If you want the fanciest holiday light show on the block, Twinkly is probably a better option. Twinkling string lights have more impressive lighting effects, while Hue’s are more subtle and sophisticated.
Twinkly also has cheaper options for string lights, including a color-only option with no tunable white $125 for 250 LEDs. And many more types of decorative lamps, from icicles until light curtains until strings with larger bulbs. Twinkly works both indoors and outdoors and has a larger length range (up to 600 LEDs). There is also a choice of a green wire and a black one.
Both Twinkly and Hue work with Apple Home, Amazon Alexa and Google Home, so you could get the Twinkly bulbs to “work” with your Hue bulbs – but the effects wouldn’t translate, just basic controls for on and off and dimming .
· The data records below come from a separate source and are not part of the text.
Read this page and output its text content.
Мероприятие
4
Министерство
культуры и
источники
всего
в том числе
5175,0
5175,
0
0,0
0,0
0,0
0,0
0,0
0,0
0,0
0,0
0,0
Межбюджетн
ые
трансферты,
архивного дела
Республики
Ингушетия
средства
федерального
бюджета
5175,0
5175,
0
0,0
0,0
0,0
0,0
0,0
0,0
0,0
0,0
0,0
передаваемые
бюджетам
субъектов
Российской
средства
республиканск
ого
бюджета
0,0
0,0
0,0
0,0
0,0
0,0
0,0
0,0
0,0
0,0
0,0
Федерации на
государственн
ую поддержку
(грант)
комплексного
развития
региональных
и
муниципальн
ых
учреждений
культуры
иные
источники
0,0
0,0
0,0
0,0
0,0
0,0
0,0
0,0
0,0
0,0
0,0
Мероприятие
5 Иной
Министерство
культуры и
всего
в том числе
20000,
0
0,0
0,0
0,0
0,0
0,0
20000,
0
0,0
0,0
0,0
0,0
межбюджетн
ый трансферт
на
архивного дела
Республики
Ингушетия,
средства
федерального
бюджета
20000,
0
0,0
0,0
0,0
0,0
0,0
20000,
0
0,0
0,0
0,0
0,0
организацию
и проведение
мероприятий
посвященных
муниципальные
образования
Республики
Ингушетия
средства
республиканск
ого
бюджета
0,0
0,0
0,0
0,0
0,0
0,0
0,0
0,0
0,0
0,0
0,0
If you already have a Hue Bridge and are looking for a way to add your Christmas tree or other holiday centerpiece to your smart lighting setup, the Festavia bulbs are a great addition.
However, as of publication, the Festavia lamps are sold out. Signify, owner of Philips Hue, tells us they are working on more inventory. But if you want your tree to shine this one season, you can still grab some Twinkling lights for sale.
Photos and video by Jennifer Pattison Tuohy / The Verge
Smart Home Data Privacy: Philips Hue Festavia String Lights
Bringing connected devices into the home also raises concerns about how the data they collect is protected. The Verge asks each company whose smart home products we review about the security measures it has in place for your data.
To use the Festavia string lights, you’ll need to sign up for a Hue account, or you can choose a third-party login option. With both routes, Hue gets your email and account name, and if you sign up directly, they know your full name, password, country and language.
Agree to continue: Philips Hue Festavia String Lights
Every smart device now requires you to agree to a set of terms and conditions before you can use it – contracts that no one really reads. It is impossible for us to read and analyze all these agreements. But we started counting exactly how many times you have to press “agree” to use devices when we review them, since these are agreements that most people don’t read and certainly can’t negotiate.
To use the Philips Hue Festavia string lights, you must have the standard Hue app installed on your phone (iOS or Android). The Hue app requires access to:
- Local Network Devices (iOS)
- Bluetooth (both Android and iOS)
The total number is two mandatory permissions and two mandatory agreements.